Moor had to raise her two daughters alone while dealing with the death of her husband. In 2005, she appeared on an episode of Shalom in the Home, a TLC series hosted by Rabbi Shmuley Boteach, an orthodox Jewish writer, speaker and counselor on family issues.
That segment was seen by the producers of The Oprah Winfrey Show, and she also appeared on that show.
She frequently received calls from other widows asking her to mentor them, and in 2011 she invited two women into her home. She also looked into starting widows ministries with local churches in her area, but was told there was no need.
“There are 14 million widows in this country,” she said. “Thirty-seven percent of those are under retirement.”
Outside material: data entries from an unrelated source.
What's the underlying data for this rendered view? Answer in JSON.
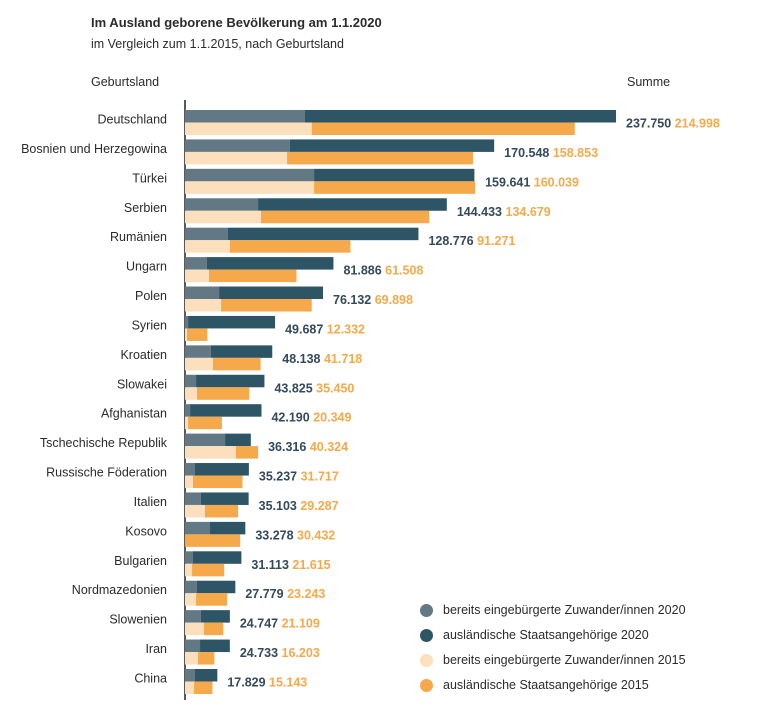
{
  "chart_data": {
    "type": "bar",
    "orientation": "horizontal",
    "stacked": true,
    "title": "Im Ausland geborene Bevölkerung am 1.1.2020",
    "subtitle": "im Vergleich zum 1.1.2015, nach Geburtsland",
    "category_header": "Geburtsland",
    "sum_header": "Summe",
    "grid": false,
    "legend_position": "bottom-right",
    "categories": [
      "Deutschland",
      "Bosnien und Herzegowina",
      "Türkei",
      "Serbien",
      "Rumänien",
      "Ungarn",
      "Polen",
      "Syrien",
      "Kroatien",
      "Slowakei",
      "Afghanistan",
      "Tschechische Republik",
      "Russische Föderation",
      "Italien",
      "Kosovo",
      "Bulgarien",
      "Nordmazedonien",
      "Slowenien",
      "Iran",
      "China"
    ],
    "total_2020_labels": [
      "237.750",
      "170.548",
      "159.641",
      "144.433",
      "128.776",
      "81.886",
      "76.132",
      "49.687",
      "48.138",
      "43.825",
      "42.190",
      "36.316",
      "35.237",
      "35.103",
      "33.278",
      "31.113",
      "27.779",
      "24.747",
      "24.733",
      "17.829"
    ],
    "total_2015_labels": [
      "214.998",
      "158.853",
      "160.039",
      "134.679",
      "91.271",
      "61.508",
      "69.898",
      "12.332",
      "41.718",
      "35.450",
      "20.349",
      "40.324",
      "31.717",
      "29.287",
      "30.432",
      "21.615",
      "23.243",
      "21.109",
      "16.203",
      "15.143"
    ],
    "total_2020": [
      237750,
      170548,
      159641,
      144433,
      128776,
      81886,
      76132,
      49687,
      48138,
      43825,
      42190,
      36316,
      35237,
      35103,
      33278,
      31113,
      27779,
      24747,
      24733,
      17829
    ],
    "total_2015": [
      214998,
      158853,
      160039,
      134679,
      91271,
      61508,
      69898,
      12332,
      41718,
      35450,
      20349,
      40324,
      31717,
      29287,
      30432,
      21615,
      23243,
      21109,
      16203,
      15143
    ],
    "naturalized_2020": [
      66200,
      57900,
      71200,
      40300,
      23700,
      12100,
      18800,
      1700,
      14300,
      6100,
      2800,
      22100,
      5500,
      8800,
      13800,
      4400,
      6600,
      8800,
      8300,
      5500
    ],
    "naturalized_2015": [
      70000,
      56300,
      71200,
      41900,
      24800,
      13200,
      19900,
      1100,
      15400,
      6600,
      1700,
      28100,
      4400,
      11000,
      0,
      3900,
      6100,
      10500,
      7200,
      5000
    ],
    "series": [
      {
        "name": "bereits eingebürgerte Zuwander/innen 2020",
        "color": "#627885"
      },
      {
        "name": "ausländische Staatsangehörige 2020",
        "color": "#2e5566"
      },
      {
        "name": "bereits eingebürgerte Zuwander/innen 2015",
        "color": "#fcdfbd"
      },
      {
        "name": "ausländische Staatsangehörige 2015",
        "color": "#f5a94b"
      }
    ],
    "xlim": [
      0,
      240000
    ],
    "label_colors": {
      "y2020": "#34495a",
      "y2015": "#f5a94b"
    }
  }
}
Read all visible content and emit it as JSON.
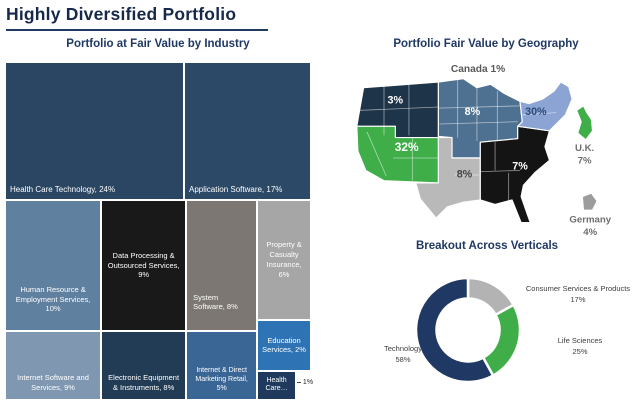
{
  "title": "Highly Diversified Portfolio",
  "chart_data": [
    {
      "type": "treemap",
      "title": "Portfolio at Fair Value by Industry",
      "items": [
        {
          "name": "Health Care Technology",
          "value": 24,
          "label": "Health Care Technology, 24%",
          "color": "#2a4663"
        },
        {
          "name": "Application Software",
          "value": 17,
          "label": "Application Software, 17%",
          "color": "#2c4a68"
        },
        {
          "name": "Human Resource & Employment Services",
          "value": 10,
          "label": "Human Resource & Employment Services, 10%",
          "color": "#60809f"
        },
        {
          "name": "Data Processing & Outsourced Services",
          "value": 9,
          "label": "Data Processing & Outsourced Services, 9%",
          "color": "#191919"
        },
        {
          "name": "System Software",
          "value": 8,
          "label": "System Software, 8%",
          "color": "#7c7772"
        },
        {
          "name": "Property & Casualty Insurance",
          "value": 6,
          "label": "Property & Casualty Insurance, 6%",
          "color": "#a6a6a6"
        },
        {
          "name": "Internet Software and Services",
          "value": 9,
          "label": "Internet Software and Services, 9%",
          "color": "#8097b1"
        },
        {
          "name": "Electronic Equipment & Instruments",
          "value": 8,
          "label": "Electronic Equipment & Instruments, 8%",
          "color": "#233c55"
        },
        {
          "name": "Internet & Direct Marketing Retail",
          "value": 5,
          "label": "Internet & Direct Marketing Retail, 5%",
          "color": "#3a6695"
        },
        {
          "name": "Education Services",
          "value": 2,
          "label": "Education Services, 2%",
          "color": "#2e74b5"
        },
        {
          "name": "Health Care",
          "value": 1,
          "label": "Health Care…",
          "callout": "1%",
          "color": "#1f3a5c"
        }
      ]
    },
    {
      "type": "choropleth",
      "title": "Portfolio Fair Value by Geography",
      "regions": [
        {
          "area": "Canada",
          "value": 1,
          "display": "Canada 1%"
        },
        {
          "area": "Northwest / Mountain",
          "value": 3,
          "display": "3%",
          "color": "#1d3449"
        },
        {
          "area": "West",
          "value": 32,
          "display": "32%",
          "color": "#3fae49"
        },
        {
          "area": "Upper Midwest",
          "value": 8,
          "display": "8%",
          "color": "#4f7191"
        },
        {
          "area": "Northeast",
          "value": 30,
          "display": "30%",
          "color": "#8ba4d3"
        },
        {
          "area": "South Central",
          "value": 8,
          "display": "8%",
          "color": "#b9b9b9"
        },
        {
          "area": "Southeast",
          "value": 7,
          "display": "7%",
          "color": "#141414"
        },
        {
          "area": "U.K.",
          "value": 7,
          "display": "U.K.",
          "value_display": "7%",
          "color": "#3fae49"
        },
        {
          "area": "Germany",
          "value": 4,
          "display": "Germany",
          "value_display": "4%",
          "color": "#9c9c9c"
        }
      ]
    },
    {
      "type": "donut",
      "title": "Breakout Across Verticals",
      "segments": [
        {
          "label": "Consumer Services & Products",
          "value": 17,
          "display": "17%",
          "color": "#b3b3b3"
        },
        {
          "label": "Life Sciences",
          "value": 25,
          "display": "25%",
          "color": "#3fae49"
        },
        {
          "label": "Technology",
          "value": 58,
          "display": "58%",
          "color": "#1f3864"
        }
      ]
    }
  ]
}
This was the seed of the Modern Widows Club that now serves about 25,000 women in chapters around the United States.
The mission statement for the organization is to “empower widows to lean into life, build resilience and make a positive difference in society.”
The first chapter founded outside Moor’s home of central Florida was in Kansas City, Mo. One of the purposes for her trip to the Midwest is to visit this chapter.
She came to Chanute to visit the Martin and Osa Johnson Safari Museum because the organization is considering Osa for a Legendary Widow Award at their empowerment weekend and leadership conference that will be held this August in Orlando.
Martin Johnson died in a plane crash that Osa survived January 12, 1937.
Moor said that the way Osa Johnson lived her life after Martin’s death is the kind of life Modern Widows Club wants for other widows.
She also identifies with Osa because their situations are similar. She also survived the accident that killed her husband and worked with him.
“I know what it’s like to build a life around a body of work that you do and then to lose that person,” she said.